The resort to unilateralism bodes ill for US hopes of assembling an international coalition of countries at the forthcoming G20 meeting to put pressure on China over its interventions to prevent the renminbi rising. While most of the countries currently intervening would be likely to welcome a revaluation of the renminbi, few emerging market governments seem to want to stand up to China publicly – barring sporadic criticism such as that from Brazilian and Indian central bankers earlier this year.

Last week Celso Amorim, Brazil’s foreign minister, said that he did not want to become part of an organised campaign. Following a meeting of the Brics countries – Brazil, Russia, India and China – in New York, he told Reuters: “I believe that this idea of putting pressure on a country is not the right way for finding solutions.”

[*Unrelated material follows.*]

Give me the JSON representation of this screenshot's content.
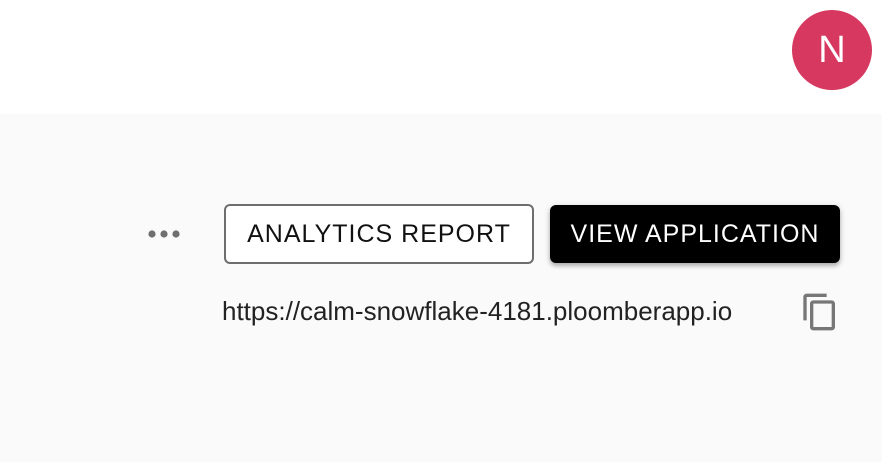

Mr Amorim added: “We have good co-ordination with China and we’ve been talking to them. We can’t forget that China is currently our main customer.” Brazil exports commodities to China. (emphasis added)

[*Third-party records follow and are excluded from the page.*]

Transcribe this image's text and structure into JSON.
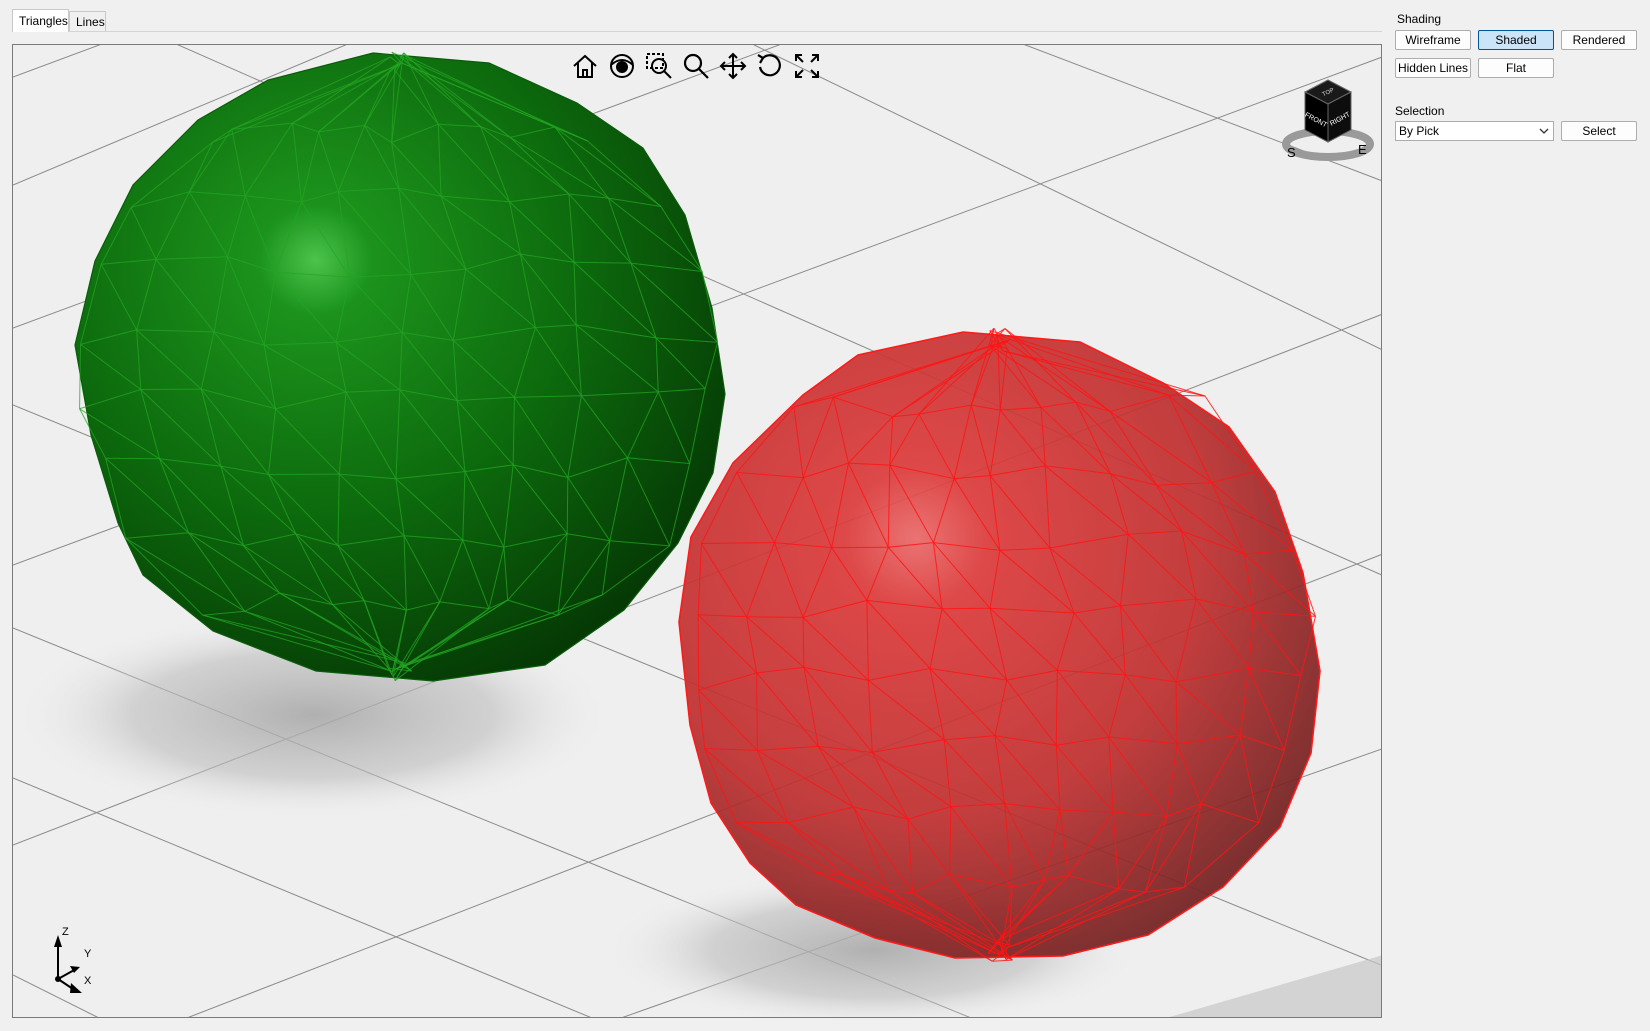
{
  "tabs": [
    {
      "label": "Triangles",
      "active": true
    },
    {
      "label": "Lines",
      "active": false
    }
  ],
  "toolbar": {
    "icons": [
      "home-icon",
      "eye-icon",
      "zoom-window-icon",
      "zoom-icon",
      "pan-icon",
      "rotate-icon",
      "fullscreen-icon"
    ]
  },
  "viewcube": {
    "top": "TOP",
    "front": "FRONT",
    "right": "RIGHT",
    "south": "S",
    "east": "E"
  },
  "axis_triad": {
    "z": "Z",
    "y": "Y",
    "x": "X"
  },
  "shading": {
    "label": "Shading",
    "wireframe": "Wireframe",
    "shaded": "Shaded",
    "rendered": "Rendered",
    "hidden_lines": "Hidden Lines",
    "flat": "Flat",
    "active": "Shaded"
  },
  "selection": {
    "label": "Selection",
    "mode": "By Pick",
    "select_button": "Select"
  },
  "scene": {
    "sphere_left_color": "#0b7a0b",
    "sphere_right_color": "#d42a2a",
    "right_edge_color": "#ff0000"
  }
}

It’s also possible that Brazil and others fear a security dilemma kind of response from China. Either way,  this demonstrates that, on the economic front, China’s deterrent power is formidable (even if its compellence power has been exaggerated).

Now, there are some who argue that this kind of beggar-thy-neighbor policy could be a blessing in disguise, because it might amount to massive monetary easing. I tend to side with Michael Pettis, however:

[W]e know how that game ends. In 1930, following France’s very successful 1928 devaluation and Britain’s tightening of trade conditions within the Commonwealth, the world’s leading trade-surplus nation passed the Smoot-Hawley tariffs in a transparent attempt to gain a greater share of dwindling global demand. This would have been a great strategy for the US had no one noticed or retaliated, but of course the rest of world certainly noticed, and all Smoot-Hawley did was accelerate a collapse in global trade which, not surprisingly, hurt trade surplus countries like the US most.

We seem to be following the same path, and in a beggar-thy-neighbor world any country that does not participate in retaliatory policies will suffer. The only question is which retaliatory policy. I suspect that countries that can intervene in the currency and manipulate domestic interest rates will select those polices as the most efficient way of intervening in trade. Countries that cannot will almost certainly resort to trade tariffs. And it is probably too late for global policy coordination to make much of a difference.

To be fair, the demand for global policy coordination since 2008 has been much higher than normal. That said, it seems that on this issue, the G-20 has fallen flat on its face. 

Developing … in a very depressing way. Literally.